私たちが求める美しさとは、 ただ洗練されていることでも、華やかなことでもありません。
建築をつくるという時間には、お施主様ひとりひとりの内側にある 人生のストーリーが静かに流れています。
その歩みの中にある想い。
言葉にならない記憶。
未来への願い。
私たちは、その“内なる神秘”に耳を澄ませ、 空間や素材、その土地にそっと宿る地霊と響き合わせながら、 目に見える形へと昇華させていきます。
本当に大切なものは、それは何気ない日々の中に静かに息づいている。
その“日常の中の大切なもの”に寄り添いその人の奥深い感性と響き合う建築。
深く静かに琴線に触れ続けその人の時間そのものを豊かにしてゆく。
それが、私たちが目指す建築です。
永続的な美しさとは、本来そこにあった自然の秩序を、建築が静かに受けとめることで生まれると考えています。
かつての沖縄の家は、風の道、深い庇、庭木の影、雨水の循環といった自然の智恵を静かに受けとめ、暮らしを守ってきました。
深く伸びる庇と通風の組み合わせは、冷房負荷を10~20%抑え、最新設備のみに頼る高性能住宅と比べても、ある条件下では優れるという結果も示されています。
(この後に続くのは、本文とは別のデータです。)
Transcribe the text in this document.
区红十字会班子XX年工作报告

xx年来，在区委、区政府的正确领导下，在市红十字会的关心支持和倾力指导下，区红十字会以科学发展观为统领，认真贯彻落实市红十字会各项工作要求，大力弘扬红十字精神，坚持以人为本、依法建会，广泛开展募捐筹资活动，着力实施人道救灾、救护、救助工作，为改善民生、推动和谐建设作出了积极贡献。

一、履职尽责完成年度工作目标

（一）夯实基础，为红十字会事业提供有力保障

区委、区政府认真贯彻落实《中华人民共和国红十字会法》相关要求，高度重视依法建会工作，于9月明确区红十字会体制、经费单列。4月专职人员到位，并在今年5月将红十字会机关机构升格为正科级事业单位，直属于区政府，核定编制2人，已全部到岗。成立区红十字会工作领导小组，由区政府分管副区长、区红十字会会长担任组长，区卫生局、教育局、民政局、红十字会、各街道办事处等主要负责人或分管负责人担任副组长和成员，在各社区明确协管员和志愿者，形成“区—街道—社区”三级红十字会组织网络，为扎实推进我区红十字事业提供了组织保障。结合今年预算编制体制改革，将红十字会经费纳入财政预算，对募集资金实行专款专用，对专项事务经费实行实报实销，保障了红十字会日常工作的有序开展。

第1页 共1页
※
高価な設備に依存せず、そっと添えるだけの“シンプルな操作”が生む快適さには、装飾では届かない静かな贅沢があります。
私たちは温故知新の精神を現代へと昇華させ、本当に大切なものを選び抜く豊かさを作ります。
※パッシブ設計の効果は多くの要素に依存するため
ノブレス・オブリージュ。
19世紀フランスで芽生えた、立場ある者がその品位にふさわしい責任を果たすべきという騎士道の精神。
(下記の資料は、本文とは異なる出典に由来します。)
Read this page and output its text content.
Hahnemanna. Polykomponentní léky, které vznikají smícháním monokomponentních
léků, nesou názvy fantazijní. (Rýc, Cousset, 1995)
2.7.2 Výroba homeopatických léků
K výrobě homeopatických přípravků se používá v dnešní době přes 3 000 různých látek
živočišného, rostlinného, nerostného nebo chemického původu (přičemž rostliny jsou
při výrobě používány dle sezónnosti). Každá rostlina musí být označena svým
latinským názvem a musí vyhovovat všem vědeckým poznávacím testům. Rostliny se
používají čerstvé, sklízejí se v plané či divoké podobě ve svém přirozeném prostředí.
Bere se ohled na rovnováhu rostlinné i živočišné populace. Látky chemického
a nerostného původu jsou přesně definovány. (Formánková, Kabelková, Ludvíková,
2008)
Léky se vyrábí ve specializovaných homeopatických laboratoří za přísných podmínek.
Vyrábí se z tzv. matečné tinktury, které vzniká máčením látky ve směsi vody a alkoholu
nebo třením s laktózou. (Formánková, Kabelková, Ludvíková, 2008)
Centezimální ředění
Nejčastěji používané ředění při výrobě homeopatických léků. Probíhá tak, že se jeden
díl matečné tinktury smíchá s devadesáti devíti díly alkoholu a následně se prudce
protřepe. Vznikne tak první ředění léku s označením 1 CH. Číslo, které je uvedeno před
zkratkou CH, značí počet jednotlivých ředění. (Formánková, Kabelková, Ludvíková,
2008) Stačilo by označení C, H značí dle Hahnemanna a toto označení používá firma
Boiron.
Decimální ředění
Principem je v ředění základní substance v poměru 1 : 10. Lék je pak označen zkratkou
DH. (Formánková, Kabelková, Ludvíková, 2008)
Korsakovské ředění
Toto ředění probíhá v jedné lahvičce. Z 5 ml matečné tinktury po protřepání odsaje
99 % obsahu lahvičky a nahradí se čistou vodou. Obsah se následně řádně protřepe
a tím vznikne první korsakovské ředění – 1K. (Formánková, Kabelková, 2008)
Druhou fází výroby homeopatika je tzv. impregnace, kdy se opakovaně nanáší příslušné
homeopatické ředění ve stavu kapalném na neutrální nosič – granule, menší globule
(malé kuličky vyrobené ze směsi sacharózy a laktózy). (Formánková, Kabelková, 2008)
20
私たちはこの理念を、建築における“素材との向き合い方”にも重ねています。
石や木、鉄、土といった素材は長い年月を耐え抜いてきた貴い存在であり、役割を終えて捨てられるものではありません。それらは別の場所で再び景色をつくり、人の時間を支える力を秘めています。
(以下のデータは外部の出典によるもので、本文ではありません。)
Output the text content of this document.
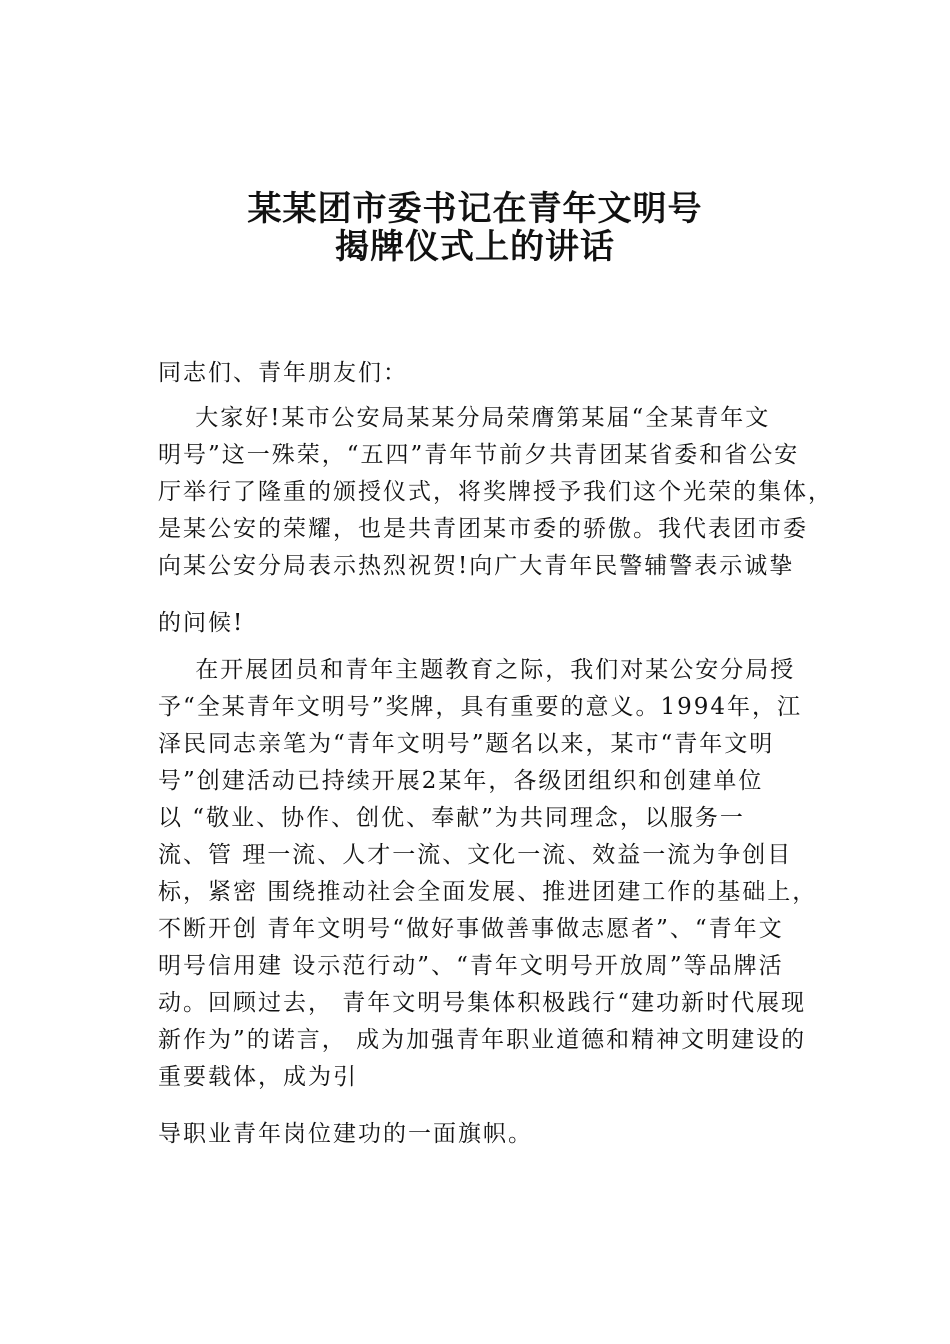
某某团市委书记在青年文明号
揭牌仪式上的讲话
同志们、青年朋友们：
大家好!某市公安局某某分局荣膺第某届“全某青年文
明号”这一殊荣，“五四”青年节前夕共青团某省委和省公安
厅举行了隆重的颁授仪式，将奖牌授予我们这个光荣的集体，
是某公安的荣耀，也是共青团某市委的骄傲。我代表团市委
向某公安分局表示热烈祝贺!向广大青年民警辅警表示诚挚
的问候!
在开展团员和青年主题教育之际，我们对某公安分局授
予“全某青年文明号”奖牌，具有重要的意义。1994年，江
泽民同志亲笔为“青年文明号”题名以来，某市“青年文明
号”创建活动已持续开展2某年，各级团组织和创建单位
以 “敬业、协作、创优、奉献”为共同理念，以服务一
流、管 理一流、人才一流、文化一流、效益一流为争创目
标，紧密 围绕推动社会全面发展、推进团建工作的基础上，
不断开创 青年文明号“做好事做善事做志愿者”、“青年文
明号信用建 设示范行动”、“青年文明号开放周”等品牌活
动。回顾过去， 青年文明号集体积极践行“建功新时代展现
新作为”的诺言， 成为加强青年职业道德和精神文明建设的
重要载体，成为引
导职业青年岗位建功的一面旗帜。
私たちは素材に宿る記憶を尊重し、将来アンティーク材として再利用できる素材選定と工法を提案しています。※
人生の時間は緩やかに変化し、家族の在り方や価値観も移ろいながら深まっていきます。
私たちはその“未来の変化”を美しさの一部として受けとめ、空間の奥にそっと機能を潜ませる設計を大切にしています。
収納は物を隠すためではなく、所作を整え、心地よい余白を生むためのディテール。
将来のケアに寄り添う導線や配置も、美しさを損なわない形で空間に溶け込ませます。
長く住むほど豊かさが深まる家。
静かな支えを持つ住まいは、自然と調和しながら続いてゆく器となります。